An important Italian official had decided to commemorate the fifth centennial of the discovery of America with the publication of a book consisting of three stories by authors from the American continent: one in English by the American Norman Mailer, one in Spanish by the Mexican Carlos Fuentes, and one in Portuguese by me. The project called for the book to be published in four languages: Italian, English, Spanish, and Portuguese, three hundred thousand copies of which would be given out free to all passengers on flights between Italy and the three Americas on the various airlines between April and September 1992, the year of the fifth centennial.

The agency would acquire the rights for the texts of the three writers for a period of three years in the four languages. They asked me whether or not I might have some piece of a story tucked away somewhere of the anticipated length (they told me the number of bytes or such, and as I understand nothing about computers, I translated them into typewritten pages, seventy or so) and if I didn’t have one whether I would consider writing one. They proposed a set amount in payment of author’s rights. It seemed a bit low to me, so I hesitated and we agreed to discuss the matter further in July in Paris, where I would be traveling a month from then.

The idea was starting to grab me, so I gave it some thought. I remembered that when I was putting
Showdown
together I’d begun to think about an adventure (or misadventure) for the Arab Fadul, but I hadn’t gotten around to writing it down. I didn’t think it was needed for the structure of the novel. It was an amusing idea. I thought about it again and about bringing it to fruition.

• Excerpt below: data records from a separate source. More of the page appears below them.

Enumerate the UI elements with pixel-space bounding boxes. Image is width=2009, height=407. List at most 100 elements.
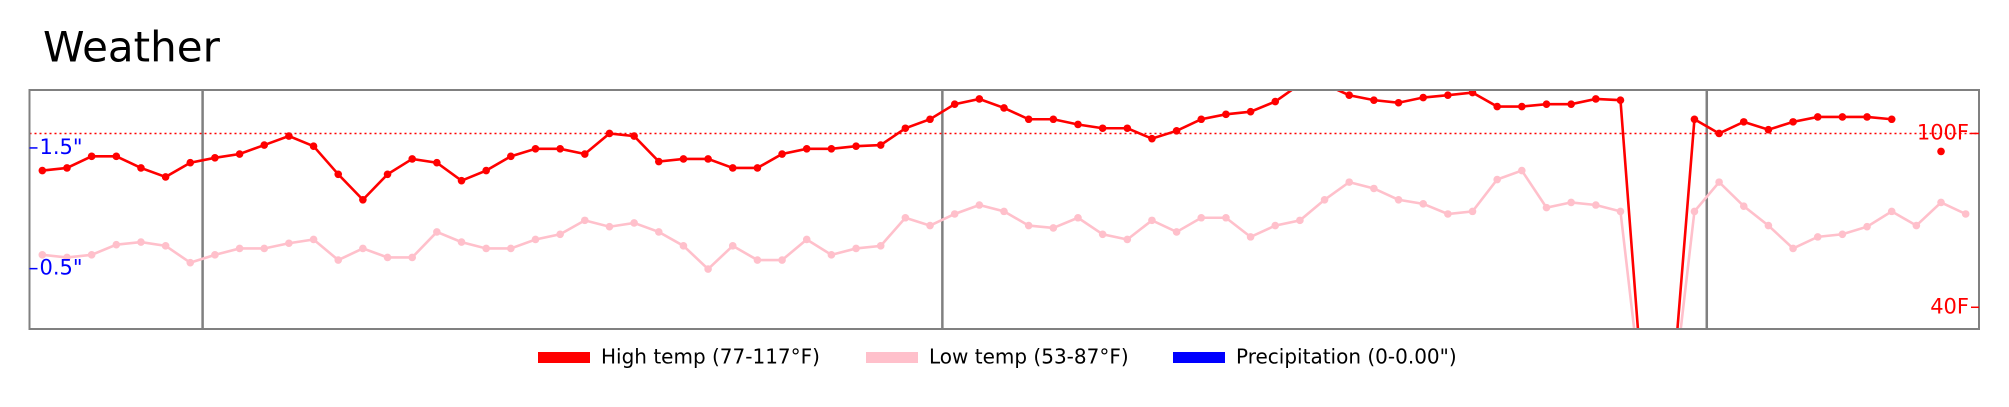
series-point <box>975 201 984 209</box>
series-point <box>950 210 959 218</box>
series-point <box>1370 96 1378 104</box>
series-point <box>1222 213 1230 222</box>
series-point <box>1444 210 1452 218</box>
series-point <box>507 152 515 161</box>
series-point <box>630 219 638 227</box>
series-point <box>531 235 540 244</box>
series-point <box>1764 221 1773 230</box>
series-point <box>827 145 836 153</box>
series-point <box>1000 104 1008 112</box>
series-point <box>1937 198 1945 207</box>
series-point <box>1863 113 1871 121</box>
series-point <box>235 244 244 253</box>
series-point <box>531 145 540 153</box>
chart-title: Weather <box>43 23 221 72</box>
series-point <box>1321 80 1329 88</box>
series-point <box>630 132 638 140</box>
series-point <box>309 235 318 244</box>
series-point <box>852 142 860 151</box>
series-point <box>1764 125 1773 134</box>
series-point <box>556 145 564 153</box>
series-point <box>433 158 441 167</box>
series-point <box>679 242 688 250</box>
series-point <box>1148 216 1156 225</box>
series-point <box>112 240 121 249</box>
y2-tick-label: 1.5" <box>40 135 83 159</box>
series-point <box>1887 207 1896 216</box>
series-point <box>482 244 490 253</box>
series-point <box>1838 113 1847 121</box>
series-point <box>581 216 589 225</box>
series-point <box>285 239 293 248</box>
series-point <box>1715 178 1723 186</box>
series-point <box>1271 97 1280 106</box>
series-point <box>753 256 762 264</box>
series-point <box>679 155 688 163</box>
series-point <box>137 238 145 246</box>
series-point <box>1197 115 1206 124</box>
series-point <box>1074 120 1082 129</box>
series-point <box>433 228 441 236</box>
series-point <box>1937 147 1945 156</box>
series-point <box>1345 91 1354 100</box>
series-point <box>605 222 614 231</box>
series-point <box>334 170 343 179</box>
series-point <box>753 164 762 172</box>
series-point <box>211 153 219 162</box>
series-point <box>1394 195 1403 204</box>
series-point <box>1246 233 1255 241</box>
series-point <box>1616 96 1625 104</box>
series-point <box>876 242 885 250</box>
series-point <box>1789 244 1797 253</box>
y2-tick-label: 0.5" <box>40 256 83 280</box>
series-point <box>161 173 170 181</box>
series-point <box>186 158 195 167</box>
series-point <box>1123 235 1132 244</box>
series-point <box>1838 230 1847 239</box>
series-point <box>1370 184 1378 193</box>
series-point <box>1739 202 1748 210</box>
series-point <box>1172 127 1181 135</box>
series-point <box>778 256 786 264</box>
series-point <box>654 157 663 166</box>
series-point <box>38 251 47 259</box>
series-point <box>581 150 589 158</box>
series-point <box>260 141 269 149</box>
series-point <box>1222 110 1230 119</box>
series-point <box>1024 115 1033 124</box>
series-point <box>1197 213 1206 222</box>
series-point <box>507 244 515 253</box>
series-point <box>1098 124 1107 133</box>
legend-swatch <box>538 352 590 363</box>
series-point <box>728 242 737 250</box>
series-point <box>1493 102 1501 111</box>
series-point <box>260 244 269 253</box>
series-point <box>1419 200 1427 208</box>
series-point <box>482 166 490 175</box>
series-point <box>63 253 71 262</box>
series-point <box>1049 115 1058 124</box>
series-point <box>186 258 195 267</box>
legend-label: Precipitation (0-0.00") <box>1236 345 1457 369</box>
legend-swatch <box>1173 352 1225 363</box>
series-point <box>1172 228 1181 236</box>
series-point <box>359 195 367 204</box>
legend-swatch <box>866 352 918 363</box>
series-point <box>112 152 121 161</box>
series-point <box>950 100 959 108</box>
series-point <box>926 221 934 230</box>
series-point <box>778 150 786 158</box>
series-point <box>359 244 367 253</box>
series-point <box>235 150 244 158</box>
series-point <box>1912 221 1921 230</box>
series-point <box>309 142 318 151</box>
series-point <box>457 176 466 185</box>
series-point <box>161 242 170 250</box>
series-point <box>38 166 47 175</box>
series-point <box>605 129 614 138</box>
series-point <box>1813 113 1822 121</box>
series-point <box>211 251 219 259</box>
series-point <box>827 251 836 259</box>
series-point <box>852 244 860 253</box>
series-line <box>42 168 1967 329</box>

I waited in Paris but the Italians never appeared, and I said to Zélia: “The mafiosi have disappeared. So much the better; now I can keep on working in peace on
Home Is the Sailor
.” I’d begun writing
Sailor
in Bahia. It so happened, however, that those guys contacted me again, came to Paris, accepted my price, and we signed a contract. I postponed writing the anti-memoirs and invented the novella you are about to read. In November of that year in Rome I turned in the manuscript, got my check, and began squandering the pittance.

At the same time I began selling the story in languages that had not been included in my contract with the agency. I signed agreements for translations into French, German, Russian, and Turkish. In September 1992 the French edition came out (Editions Stock) in a magnificent translation by Jean Orecchioni. The little book about the Turks was well received by the French critics and sold—and is still selling—quite well. It will appear in a pocket edition beginning next year. I must add that the Turkish edition, published early in 1993, is beautiful. As for the translation: I consider it perfect. Perfect translations are those in languages the author can’t read.

The editions of the three stories in Italian, Portuguese, English, and Spanish in one volume should have been published in April 1992, but they weren’t. They didn’t become part of the commemorations of the fifth centennial, which had evidently degenerated, as anticipated, into a harsh and basic polemic: Epic or genocide? Discovery or conquest? Time passed, and I received no further news from the agency.